All of it. You seem to have claimed
$$\int_x^{\infty} e^{-x-y}\, dy = e^{-x} - e^{-2x}.$$
but this is absolutely not correct.

RGV

16. Apr 29, 2012

### mathmajor23

Let's start over.

I originally had for the marginal of X:
∫ from 0 to x of [2e^(-x-y)]dy
=-2[e^(-x-y)], evaluated from y=0 to y=x
= 2[e^(-x)-e^(-2x)] I[0,∞) (x)

To check this, I integrated this and it came out to 1, so I'm not sure why this is wrong.

17. Apr 29, 2012

### Ray Vickson

It is wrong because you integrated y from 0 to x instead of from x to infinity.

RGV

18. Apr 29, 2012

### mathmajor23

Ok, hopefully here's the final check:

fx(x) =
∫ from x to infinity [2e^(-x-y)]dy
=-2[e^(-x-y)] from y=x to y=∞
= 2e^(-2x) I[0,∞) (x)

fy(y) = 2[e^(-y)-e^(-2y)] I [0,infinity) (y)

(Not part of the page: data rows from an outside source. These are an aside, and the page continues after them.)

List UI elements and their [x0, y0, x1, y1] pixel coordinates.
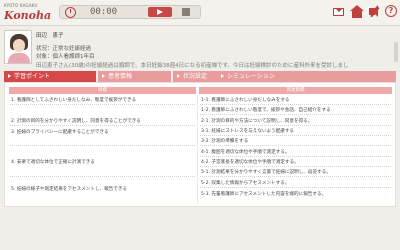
- chevron-right-icon: [177, 74, 180, 78]
- goal-row: 1. 看護師としてふさわしい身だしなみ、態度で挨拶ができる: [11, 98, 137, 103]
- tab-situation-settings[interactable]: 状況設定: [171, 71, 217, 82]
- mail-button[interactable]: [332, 4, 346, 19]
- patient-status: 状況：正常な妊娠経過: [36, 46, 92, 52]
- tab-patient-info[interactable]: 患者情報: [98, 71, 171, 82]
- bottom-area: [0, 208, 400, 250]
- goal-row: 4. 安楽で適切な体位で正確に計測できる: [11, 160, 95, 165]
- divider: [200, 104, 391, 105]
- brand-logo: Konoha: [4, 9, 52, 22]
- divider: [200, 114, 391, 115]
- column-divider: [197, 95, 198, 204]
- patient-description: 田辺恵子さん(30歳)の妊娠経過は順調で、本日妊娠38週4日になる初産婦です。今…: [36, 63, 349, 68]
- target-row: 5-1. 計測結果を分かりやすく言葉で妊婦に説明し、返答する。: [201, 170, 331, 175]
- divider: [200, 187, 391, 188]
- tab-bar: 学習ポイント 患者情報 状況設定 シミュレーション: [4, 71, 396, 82]
- goal-row: 2. 計測の目的を分かりやすく説明し、同意を得ることができる: [11, 119, 141, 124]
- play-button[interactable]: [148, 7, 172, 17]
- divider: [200, 156, 391, 157]
- divider: [200, 176, 391, 177]
- help-icon: ?: [385, 5, 397, 17]
- divider: [200, 125, 391, 126]
- chevron-right-icon: [221, 74, 224, 78]
- target-row: 3-2. 計測の準備をする: [201, 139, 249, 144]
- divider: [200, 135, 391, 136]
- goal-row: 5. 妊婦の様子や測定結果をアセスメントし、報告できる: [11, 187, 127, 192]
- timer-readout: 00:00: [90, 7, 118, 17]
- patient-avatar: [4, 30, 32, 64]
- sound-button[interactable]: [368, 4, 382, 19]
- clock-icon: [65, 7, 76, 18]
- player-bar: 00:00: [59, 5, 201, 19]
- target-row: 5-3. 先輩看護師にアセスメントした内容を端的に報告する。: [201, 192, 327, 197]
- patient-target: 対象：個人看護師1年目: [36, 54, 95, 60]
- target-row: 4-1. 腹囲を適切な体位や手順で測定する。: [201, 150, 290, 155]
- divider: [10, 145, 195, 146]
- target-row: 1-2. 看護師にふさわしい態度で、挨拶や会話、自己紹介をする: [201, 108, 331, 113]
- target-row: 1-1. 看護師にふさわしい身だしなみをする: [201, 98, 290, 103]
- divider: [10, 176, 195, 177]
- goals-header: 目標: [9, 87, 196, 94]
- targets-header: 到達目標: [199, 87, 392, 94]
- home-button[interactable]: [350, 4, 364, 19]
- divider: [200, 145, 391, 146]
- target-row: 4-2. 子宮底長を適切な体位や手順で測定する。: [201, 160, 299, 165]
- divider: [10, 125, 195, 126]
- tab-learning-points[interactable]: 学習ポイント: [4, 71, 96, 82]
- mail-icon: [333, 8, 344, 16]
- chevron-right-icon: [8, 74, 11, 78]
- tab-simulation[interactable]: シミュレーション: [217, 71, 396, 82]
- target-row: 2-1. 計測の目的や方法について説明し、同意を得る。: [201, 119, 313, 124]
- description-scrollbar[interactable]: [394, 42, 398, 62]
- target-row: 5-2. 収集した情報からアセスメントする。: [201, 181, 290, 186]
- target-row: 3-1. 妊婦にストレスを与えないよう配慮する: [201, 129, 295, 134]
- help-button[interactable]: ?: [385, 4, 397, 19]
- divider: [10, 104, 195, 105]
- goal-row: 3. 妊婦のプライバシーに配慮することができる: [11, 130, 109, 135]
- divider: [200, 166, 391, 167]
- stop-button[interactable]: [182, 8, 190, 16]
- learning-points-panel: 目標 到達目標 1. 看護師としてふさわしい身だしなみ、態度で挨拶ができる 2.…: [4, 82, 396, 207]
- patient-info: 状況：正常な妊娠経過 対象：個人看護師1年目: [36, 45, 95, 61]
- chevron-right-icon: [102, 74, 105, 78]
- top-bar: KYOTO KAGAKU Konoha 00:00 ?: [0, 0, 400, 26]
- patient-name: 田辺 恵子: [36, 33, 64, 39]
- brand-small-label: KYOTO KAGAKU: [4, 3, 38, 8]
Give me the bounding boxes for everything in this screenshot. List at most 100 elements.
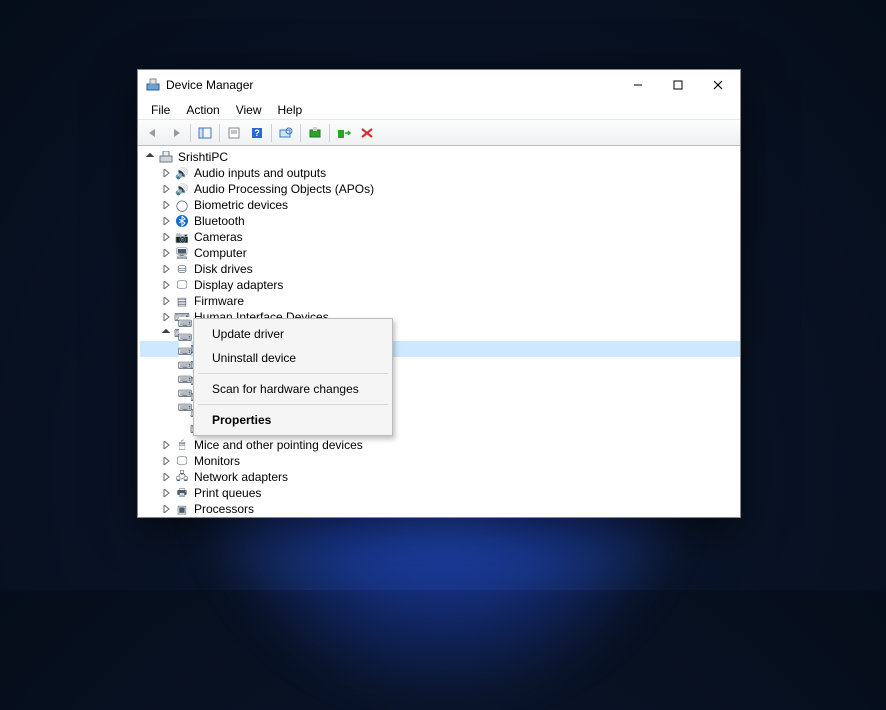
- caret-closed-icon[interactable]: [160, 311, 172, 323]
- caret-closed-icon[interactable]: [160, 183, 172, 195]
- keyboard-icon: ⌨: [179, 359, 191, 373]
- device-manager-window: Device Manager File Action View Help ?: [137, 69, 741, 518]
- tree-node-cpu-15[interactable]: ▣ Processors: [140, 501, 740, 517]
- forward-button[interactable]: [165, 123, 187, 143]
- computer-icon: 🖥: [174, 246, 190, 260]
- update-driver-button[interactable]: [304, 123, 326, 143]
- tree-node-label: Display adapters: [194, 278, 283, 292]
- camera-icon: 📷: [174, 230, 190, 244]
- keyboard-children-icons: ⌨⌨⌨⌨⌨⌨⌨: [179, 317, 191, 415]
- context-item-properties[interactable]: Properties: [196, 408, 390, 432]
- tree-node-label: Disk drives: [194, 262, 253, 276]
- tree-node-speaker-0[interactable]: 🔊 Audio inputs and outputs: [140, 165, 740, 181]
- caret-closed-icon[interactable]: [160, 455, 172, 467]
- caret-closed-icon[interactable]: [160, 439, 172, 451]
- tree-node-label: Computer: [194, 246, 247, 260]
- scan-hardware-button[interactable]: [275, 123, 297, 143]
- enable-device-button[interactable]: [333, 123, 355, 143]
- caret-closed-icon[interactable]: [160, 199, 172, 211]
- keyboard-icon: ⌨: [179, 401, 191, 415]
- maximize-button[interactable]: [658, 71, 698, 99]
- tree-node-fingerprint-2[interactable]: ◯ Biometric devices: [140, 197, 740, 213]
- tree-node-label: Audio inputs and outputs: [194, 166, 326, 180]
- tree-node-disk-6[interactable]: ⛁ Disk drives: [140, 261, 740, 277]
- tree-node-camera-4[interactable]: 📷 Cameras: [140, 229, 740, 245]
- menubar: File Action View Help: [138, 100, 740, 120]
- context-item-uninstall-device[interactable]: Uninstall device: [196, 346, 390, 370]
- caret-closed-icon[interactable]: [160, 247, 172, 259]
- toolbar: ?: [138, 120, 740, 146]
- speaker-icon: 🔊: [174, 166, 190, 180]
- caret-closed-icon[interactable]: [160, 263, 172, 275]
- tree-node-monitor-12[interactable]: 🖵Monitors: [140, 453, 740, 469]
- tree-node-mouse-11[interactable]: 🖱 Mice and other pointing devices: [140, 437, 740, 453]
- tree-node-label: Biometric devices: [194, 198, 288, 212]
- keyboard-icon: ⌨: [179, 387, 191, 401]
- tree-node-label: Firmware: [194, 294, 244, 308]
- help-button[interactable]: ?: [246, 123, 268, 143]
- tree-node-chip-8[interactable]: ▤ Firmware: [140, 293, 740, 309]
- context-separator: [198, 373, 388, 374]
- titlebar: Device Manager: [138, 70, 740, 100]
- show-hide-console-tree-button[interactable]: [194, 123, 216, 143]
- caret-closed-icon[interactable]: [160, 215, 172, 227]
- caret-closed-icon[interactable]: [160, 503, 172, 515]
- speaker-icon: 🔊: [174, 182, 190, 196]
- tree-node-display-7[interactable]: 🖵 Display adapters: [140, 277, 740, 293]
- caret-closed-icon[interactable]: [160, 295, 172, 307]
- tree-node-bluetooth-3[interactable]: Bluetooth: [140, 213, 740, 229]
- back-button[interactable]: [142, 123, 164, 143]
- network-icon: 🖧: [174, 470, 190, 484]
- window-title: Device Manager: [166, 78, 618, 92]
- tree-node-printer-14[interactable]: 🖶 Print queues: [140, 485, 740, 501]
- caret-closed-icon[interactable]: [160, 487, 172, 499]
- disk-icon: ⛁: [174, 262, 190, 276]
- tree-node-network-13[interactable]: 🖧 Network adapters: [140, 469, 740, 485]
- tree-node-label: Audio Processing Objects (APOs): [194, 182, 374, 196]
- tree-node-label: Print queues: [194, 486, 261, 500]
- tree-node-label: Network adapters: [194, 470, 288, 484]
- keyboard-icon: ⌨: [179, 373, 191, 387]
- caret-closed-icon[interactable]: [160, 167, 172, 179]
- chip-icon: ▤: [174, 294, 190, 308]
- content-area: SrishtiPC 🔊 Audio inputs and outputs 🔊 Audio…: [138, 146, 740, 517]
- context-item-update-driver[interactable]: Update driver: [196, 322, 390, 346]
- fingerprint-icon: ◯: [174, 198, 190, 212]
- tree-node-label: Cameras: [194, 230, 243, 244]
- context-item-scan-for-hardware-changes[interactable]: Scan for hardware changes: [196, 377, 390, 401]
- keyboard-icon: ⌨: [179, 331, 191, 345]
- app-icon: [146, 78, 160, 92]
- tree-node-computer-5[interactable]: 🖥 Computer: [140, 245, 740, 261]
- root-icon: [158, 150, 174, 164]
- caret-open-icon[interactable]: [144, 151, 156, 163]
- caret-open-icon[interactable]: [160, 327, 172, 339]
- menu-help[interactable]: Help: [271, 101, 310, 119]
- menu-action[interactable]: Action: [179, 101, 226, 119]
- display-icon: 🖵: [174, 278, 190, 292]
- properties-button[interactable]: [223, 123, 245, 143]
- tree-node-label: SrishtiPC: [178, 150, 228, 164]
- mouse-icon: 🖱: [174, 438, 190, 452]
- tree-node-label: Processors: [194, 502, 254, 516]
- context-menu: Update driverUninstall device Scan for ha…: [193, 318, 393, 436]
- caret-closed-icon[interactable]: [160, 279, 172, 291]
- uninstall-device-button[interactable]: [356, 123, 378, 143]
- window-controls: [618, 71, 738, 99]
- caret-closed-icon[interactable]: [160, 231, 172, 243]
- tree-node-root[interactable]: SrishtiPC: [140, 149, 740, 165]
- context-separator: [198, 404, 388, 405]
- menu-file[interactable]: File: [144, 101, 177, 119]
- close-button[interactable]: [698, 71, 738, 99]
- bluetooth-icon: [174, 214, 190, 228]
- svg-text:?: ?: [254, 128, 260, 138]
- minimize-button[interactable]: [618, 71, 658, 99]
- tree-node-speaker-1[interactable]: 🔊 Audio Processing Objects (APOs): [140, 181, 740, 197]
- menu-view[interactable]: View: [229, 101, 269, 119]
- printer-icon: 🖶: [174, 486, 190, 500]
- caret-closed-icon[interactable]: [160, 471, 172, 483]
- tree-node-label: Bluetooth: [194, 214, 245, 228]
- keyboard-icon: ⌨: [179, 317, 191, 331]
- cpu-icon: ▣: [174, 502, 190, 516]
- monitor-icon: 🖵: [174, 454, 190, 468]
- tree-node-label: Mice and other pointing devices: [194, 438, 363, 452]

f(x|y) = 2e^(-x-y) / 2[e^(-y)-e^(-2y)]
= [e^(-x)] / (1-e^(-y)) I[0,∞) (x)

f(y|x) = 2e^(-x-y) / 2e^(-2x)
= e^(-y) / e^(-x) I[0,∞) (y)

19. Apr 30, 2012

### Ray Vickson

These look OK now, except you should get rid of those annoying I[0,∞)(x), etc., symbols. Just say in words that x and y are >= 0.

RGV

20. Apr 30, 2012

### mathmajor23

Thanks a bunch!

I, too, hate the annoying indicator functions, but my professor seems the need to "require" us to use them.